The January 2012 issue of Speculum (87.1) has now been published. The current issue includes five articles and 69 reviews. The articles cover a good range of geographical and disciplinary approaches and include Elizabeth A.R. (Peggy) Brown’s revised presidential address, “Moral Imperatives and Conundrums of Conscience: Reflections on Philip the Fair of France,” a close analysis of conscience and its effect (or not) on royal policy and action, with a fascinating and compelling analysis of Guillaume de Nogaret. Two articles discuss well-known linguistic histories and perceptions. Julia Verkholantsev’s “St. Jerome, Apostle to the Slavs, and the Roman Slavonic Rite” brings us through the history and cultural impact of the Glagolitic tradition from its uncertain and nearly mythical origins into its later official life in Bohemia, Silesia, Poland and the “Slavic Oikumene”; while Tim William Machan’s “Chaucer and the History of English” focuses on the issue of Chaucer’s language as paradigmatic – or not – of Middle English and its later descendants. Both shed new light on the role of language as culturally determinative and self-reflective.

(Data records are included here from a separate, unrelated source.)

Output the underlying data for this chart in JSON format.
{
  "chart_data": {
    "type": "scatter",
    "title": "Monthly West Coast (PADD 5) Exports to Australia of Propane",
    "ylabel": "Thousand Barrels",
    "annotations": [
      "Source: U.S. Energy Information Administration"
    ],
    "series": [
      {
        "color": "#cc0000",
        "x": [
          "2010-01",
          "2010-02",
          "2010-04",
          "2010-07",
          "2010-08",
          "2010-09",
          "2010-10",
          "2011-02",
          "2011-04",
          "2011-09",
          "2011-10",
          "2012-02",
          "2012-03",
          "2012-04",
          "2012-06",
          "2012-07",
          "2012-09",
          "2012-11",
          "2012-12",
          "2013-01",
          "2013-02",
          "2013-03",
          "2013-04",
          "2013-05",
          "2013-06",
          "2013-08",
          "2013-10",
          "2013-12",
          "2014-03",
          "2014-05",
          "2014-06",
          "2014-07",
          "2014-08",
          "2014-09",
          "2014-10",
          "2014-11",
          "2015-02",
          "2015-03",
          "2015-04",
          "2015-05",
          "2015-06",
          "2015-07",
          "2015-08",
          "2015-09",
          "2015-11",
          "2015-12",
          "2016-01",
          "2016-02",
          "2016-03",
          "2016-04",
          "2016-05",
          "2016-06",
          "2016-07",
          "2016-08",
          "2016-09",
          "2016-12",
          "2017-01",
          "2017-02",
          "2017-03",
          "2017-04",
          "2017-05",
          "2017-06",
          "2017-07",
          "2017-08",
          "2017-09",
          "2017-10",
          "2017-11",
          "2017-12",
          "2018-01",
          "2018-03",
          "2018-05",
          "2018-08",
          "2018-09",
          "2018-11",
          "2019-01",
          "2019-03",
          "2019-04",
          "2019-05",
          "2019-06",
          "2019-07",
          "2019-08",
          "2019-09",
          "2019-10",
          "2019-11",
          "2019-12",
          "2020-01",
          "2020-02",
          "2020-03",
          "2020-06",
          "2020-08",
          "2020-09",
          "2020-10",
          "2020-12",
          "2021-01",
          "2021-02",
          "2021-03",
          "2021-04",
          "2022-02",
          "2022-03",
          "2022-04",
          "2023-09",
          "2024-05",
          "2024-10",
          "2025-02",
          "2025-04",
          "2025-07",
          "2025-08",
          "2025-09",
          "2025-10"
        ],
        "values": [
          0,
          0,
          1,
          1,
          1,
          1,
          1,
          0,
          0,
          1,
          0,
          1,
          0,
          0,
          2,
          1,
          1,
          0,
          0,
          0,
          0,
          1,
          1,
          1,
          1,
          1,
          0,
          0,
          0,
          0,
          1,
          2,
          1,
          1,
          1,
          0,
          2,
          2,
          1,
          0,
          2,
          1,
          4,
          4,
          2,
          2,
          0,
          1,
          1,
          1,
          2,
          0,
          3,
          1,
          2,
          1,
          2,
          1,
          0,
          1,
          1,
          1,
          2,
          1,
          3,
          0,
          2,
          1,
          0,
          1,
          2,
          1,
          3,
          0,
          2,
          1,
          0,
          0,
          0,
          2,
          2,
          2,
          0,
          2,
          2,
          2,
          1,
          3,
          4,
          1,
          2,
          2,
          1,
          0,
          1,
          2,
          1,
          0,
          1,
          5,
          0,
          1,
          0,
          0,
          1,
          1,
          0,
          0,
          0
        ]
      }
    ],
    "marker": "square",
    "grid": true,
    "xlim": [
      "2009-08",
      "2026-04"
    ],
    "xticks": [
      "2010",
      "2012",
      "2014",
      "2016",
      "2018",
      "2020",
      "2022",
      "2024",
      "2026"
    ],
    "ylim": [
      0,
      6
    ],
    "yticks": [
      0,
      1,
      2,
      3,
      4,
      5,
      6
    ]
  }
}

Erin L. Jordan’s “Gender Concerns: Monks, Nuns, and Patronage of the Cistercian Order in Thirteenth-Century Flanders and Hainaut” reexamines the assumptions underlying our received view of women’s monastic life – its relative poverty, marginalization, and lack of patronage – and demonstrates from close archival readings that, at least for these northern Cistercian houses, the situation was far more varied and complex than the historiography has allowed and that material conditions did not necessarily equate with prestige, influence, or spiritual impact in the medieval mind.
Further to the south, Ronald B. Herzman and William A. Stephany’s “Dante and the Frescoes at Santi Quattro Coronati” takes a fresh look at all the paintings and episodes in the famous Constantine cycle in Rome as a deep contextualization for Dante’s critique of the papacy and its temporal ambitions.
As we move forward, our next issues will offer even more articles with, we hope, an even greater mix of disciplines, methodologies, periods, and regions.
Perhaps the biggest news to report regarding Speculum, however, is what has transpired behind the scenes at the Medieval Academy itself. We are saddened to report the resignations of the twin pillars of Speculum. Both Doctors Jacqueline (Jackie) Brown and Mary-Jo Arn have left the Medieval Academy as of 31 January 2012. While we have been able to find successors (two PhDs with extensive editorial experience) for both our associate editors – and have taken on two new editorial assistants to pick up much of the day-to-day slack – Jackie and Mary-Jo’s long experience, high editorial standards, and genial relations with authors, reviewers, and MAA members will be sorely missed. We are sure that all members of the MAA will join us in congratulating Jackie and Mary-Jo for their many achievements and years of service and in wishing them well in the future. Together our editors emeritae helped make Speculum the premier journal in medieval studies and one of the most prestigious in the humanities. We will make every effort to live up to their legacy. We are certain that members of the MAA will be hearing more of Jackie and Mary-Jo soon.